A carbon offset can be created when one investor — say a homeowner —  installs solar panels making their house net zero and even net negative in terms of GHG emissions. The homeowner monetizes this, selling the offset to firms who are polluting, allowing them to lower or offset their own GHG emissions.  

Sounds simple. I Invest and zero out my GHG emissions, with excess offsets sold to others in an open market. It looks like a win.  

Governments can also opt to pay to support offsets by guaranteeing the offset and carbon price, providing investor certainty and boosting investment.  

This is what the Biden administration has embarked upon. The administration’s infrastructure law and the Inflation Reduction Act are betting big on offsets and pricing carbon to shift fossil fuel companies from polluters to carbon capture and sequestration (CCS). The support ranges from $4.9 billion to develop carbon capture and sequestration infrastructure, to policy changes and large tax credits worth between $30-$180 per ton of GHGs, depending on the project type. The aim is to increase the amount of carbon capture and sequestration by 13 times by 2030. Big goals indeed. The Inflation Reduction Act provides tax credits to firms investing in carbon capture and sequestration.

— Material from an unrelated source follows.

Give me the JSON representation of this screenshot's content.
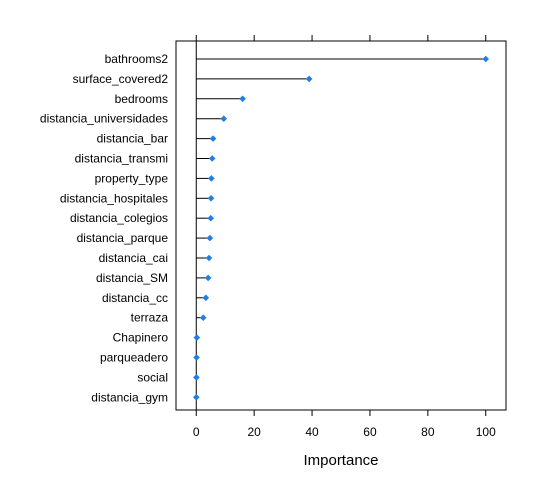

If oil and gas firms shift to this method this would be an outstanding usage of skills, wells and technology, and could result in large net greenhouse gas reductions.  

But carbon capture and sequestration can also be used to increase pressure in existing operating oil and gas wells to extract more oil and gas from wells — i.e., CCS credits could add to greenhouse gas emissions. It would be a disaster if those credits result in speeding fossil fuel extraction rather than reductions in GHG emissions. I expect the Biden administration wants the reverse outcome. The test will be the application and oversight by the Environmental Protection Agency and the devil will be in the implementation details.

Just as CCS requires regulatory clarity and rigor so too must the operation of regulated and voluntary offset markets. Investors, advisors and asset owners are betting that the markets will be huge — and that demand will skyrocket as more firms buy them to achieve their net zero plans. S&P estimates they could be worth $200 billion to $1 trillion by 2050

An offset carbon rush has begun and everyone wants a piece of the action. New global standard setters are creating rules, and they must ensure additionality that offsets must lower actual total GHG emissions. This is extremely hard to guarantee. 

Take the nearly $1 million in carbon offsets sold by the Nature Conservancy to JP Morgan to preserve a forest in Pennsylvania, or similar large sums paid by Disney or Blackrock to preserve other forests in America. Money was exchanged and carbon offsets were sold. But these offsets sales did not result in additional reductions in GHG. The forests were not under threat. The deals did not result in new forests. The net effect was not an additional reduction in emissions. 

The worry here, as in the carbon capture and sequestration case, is that policies and incentives can create markets but not deliver greenhouse gas reductions. We will all lose if this happens. 

Let me be clear: Offset markets that price carbon and support real, measurable, comparable, transparent, reported, auditable greenhouse gas reductions are an essential and important part of the green transition. They can work if we regulate the markets and ensure enforcement, sanctions and oversight are robust. Unsupervised voluntary markets will not deliver. History demonstrates that regulated, transparent, markets can achieve our goals; the successful SO2 market, which put an end to acid rain in the 2000s, is a prime example of this. 

I have no doubt we consumers will begin to buy offsets when we fly, when we buy goods from firms that use them and as we increasingly consider our own carbon responsibilities and footprints.

Voters and citizens must demand that policymakers ensure these new markets deliver for the economy and are not a polluting and damaging planetary dead end that we can ill-afford. 

Stuart P.M. Mackintosh is the author of Climate Crisis Economics.”